Senza dimenticare che un numero sempre crescente di cineasti importanti stanno rivolgendosi sempre più spesso al popolo dello streaming perché immensamente più grande. Le suddette aziende, avversate da alcuni come simbolo incarnato del male alias capitalismo neoliberista hanno, al contrario, reso plausibile il sogno di rendere l’arte e il cinema un bene primario perché, riflettendoci al di fuori degli umori viscerali, non tutti hanno la possibilità di andare nelle sale, alle mostre o nei musei: quando la televisione cominciò a spuntare in tutte le case si scatenarono polemiche altrettanto furibonde e non furono pochi a prevedere l’imminente morte di tutte le forme di spettacolo “alto” perché tradizionale e viceversa.
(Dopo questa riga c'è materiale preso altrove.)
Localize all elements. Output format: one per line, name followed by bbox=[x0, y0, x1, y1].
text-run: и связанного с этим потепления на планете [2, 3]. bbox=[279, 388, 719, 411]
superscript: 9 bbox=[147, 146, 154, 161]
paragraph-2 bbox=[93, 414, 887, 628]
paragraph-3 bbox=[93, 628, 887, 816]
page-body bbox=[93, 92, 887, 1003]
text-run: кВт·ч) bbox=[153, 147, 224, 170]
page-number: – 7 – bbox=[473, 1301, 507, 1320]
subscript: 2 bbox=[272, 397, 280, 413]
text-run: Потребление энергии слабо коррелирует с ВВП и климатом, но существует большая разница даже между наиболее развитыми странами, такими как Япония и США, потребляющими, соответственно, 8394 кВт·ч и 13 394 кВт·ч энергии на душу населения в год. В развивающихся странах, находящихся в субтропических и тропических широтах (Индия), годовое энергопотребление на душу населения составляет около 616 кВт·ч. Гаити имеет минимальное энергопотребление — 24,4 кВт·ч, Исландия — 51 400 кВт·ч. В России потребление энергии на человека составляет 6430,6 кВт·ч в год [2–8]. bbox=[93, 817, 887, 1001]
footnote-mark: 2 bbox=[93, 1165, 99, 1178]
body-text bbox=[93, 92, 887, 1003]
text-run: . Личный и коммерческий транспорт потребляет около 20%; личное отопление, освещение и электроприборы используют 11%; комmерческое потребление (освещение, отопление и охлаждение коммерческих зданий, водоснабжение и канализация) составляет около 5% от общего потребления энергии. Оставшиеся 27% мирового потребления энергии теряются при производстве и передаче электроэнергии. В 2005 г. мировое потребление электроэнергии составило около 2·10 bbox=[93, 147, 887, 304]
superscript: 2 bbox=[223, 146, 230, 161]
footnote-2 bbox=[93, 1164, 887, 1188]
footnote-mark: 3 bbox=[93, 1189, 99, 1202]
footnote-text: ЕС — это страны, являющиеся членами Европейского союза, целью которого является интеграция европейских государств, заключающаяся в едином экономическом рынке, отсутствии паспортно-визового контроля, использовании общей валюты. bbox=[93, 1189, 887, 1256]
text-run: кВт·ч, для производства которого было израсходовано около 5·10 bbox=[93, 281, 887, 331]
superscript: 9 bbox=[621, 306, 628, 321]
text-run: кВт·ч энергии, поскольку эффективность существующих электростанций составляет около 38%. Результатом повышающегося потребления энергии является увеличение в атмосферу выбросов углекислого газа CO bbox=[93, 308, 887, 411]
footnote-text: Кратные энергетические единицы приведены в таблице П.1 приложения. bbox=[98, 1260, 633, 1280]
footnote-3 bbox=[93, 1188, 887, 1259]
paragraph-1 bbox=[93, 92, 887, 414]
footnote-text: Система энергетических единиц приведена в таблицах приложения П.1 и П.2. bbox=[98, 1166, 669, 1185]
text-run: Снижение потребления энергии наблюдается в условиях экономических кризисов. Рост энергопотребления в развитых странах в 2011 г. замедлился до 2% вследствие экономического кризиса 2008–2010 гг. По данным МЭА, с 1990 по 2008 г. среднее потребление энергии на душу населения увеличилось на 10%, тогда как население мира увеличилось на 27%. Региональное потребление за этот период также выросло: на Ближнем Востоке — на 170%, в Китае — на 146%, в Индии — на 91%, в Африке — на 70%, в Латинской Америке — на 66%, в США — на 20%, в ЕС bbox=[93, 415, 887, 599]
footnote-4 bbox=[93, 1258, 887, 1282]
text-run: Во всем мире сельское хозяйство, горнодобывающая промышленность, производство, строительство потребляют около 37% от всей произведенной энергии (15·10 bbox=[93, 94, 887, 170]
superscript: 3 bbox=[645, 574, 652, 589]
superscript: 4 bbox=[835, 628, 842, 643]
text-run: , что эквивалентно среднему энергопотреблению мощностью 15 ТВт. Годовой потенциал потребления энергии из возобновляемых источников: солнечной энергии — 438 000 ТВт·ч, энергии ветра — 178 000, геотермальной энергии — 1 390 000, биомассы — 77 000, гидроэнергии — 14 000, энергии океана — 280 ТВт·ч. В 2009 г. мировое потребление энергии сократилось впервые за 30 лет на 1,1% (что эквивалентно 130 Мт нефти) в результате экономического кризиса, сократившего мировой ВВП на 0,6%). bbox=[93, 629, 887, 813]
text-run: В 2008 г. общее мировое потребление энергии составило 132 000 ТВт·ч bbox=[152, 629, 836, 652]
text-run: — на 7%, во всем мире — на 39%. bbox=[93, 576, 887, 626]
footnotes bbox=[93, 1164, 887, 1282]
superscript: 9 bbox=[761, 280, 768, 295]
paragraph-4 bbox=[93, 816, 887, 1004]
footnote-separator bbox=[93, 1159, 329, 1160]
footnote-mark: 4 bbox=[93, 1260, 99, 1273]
Forse per una disperazione finora a stento dissimulata, azzardo a spingermi persino al di là del luogo comune (peraltro fondato come tutti i luoghi comuni) eretto come linea Maginot della nostra condizione di studiosi e appassionati reduci della generazione del dopoguerra suggerendo che la mancanza di “aura” delle visioni sullo schermo tv con acclusa condanna alla distrazione e al torpore non costituiscono affatto una verità rivelata.
Tutto questo per chiedersi, senza ricorrere alle intemerate che non costano niente e servono ancora meno, se i lockdown siano stati batoste improvvise o piuttosto le micce che hanno innestato l’esplosione di un processo in atto.
Siamo convinti, è bene dirlo, che la sala non scomparirà mai del tutto, ma anche che sarà molto meno frequentata e diventerà congeniale soprattutto ai raduni di fan, agli eventi eccezionali, al 4D. Non è detto, insomma, visto che è impossibile slanciarsi in previsioni inconfutabili e che l’essere umano si è sempre attivato per semplificarsi la vita in ogni ambito, che meriti una condanna inappellabile il fare di necessità virtù acquisendo la capacità di rimodellare il proprio immaginario per potersi emozionare, rallegrare, indignare, stupire restando in casa seduti sul divano o, ancora più intelligentemente, usufruendo, un po’ come è successo con gli ebook, di un mini-cinema “da asporto”, tascabile, sempre pronto ad accompagnarci dovunque.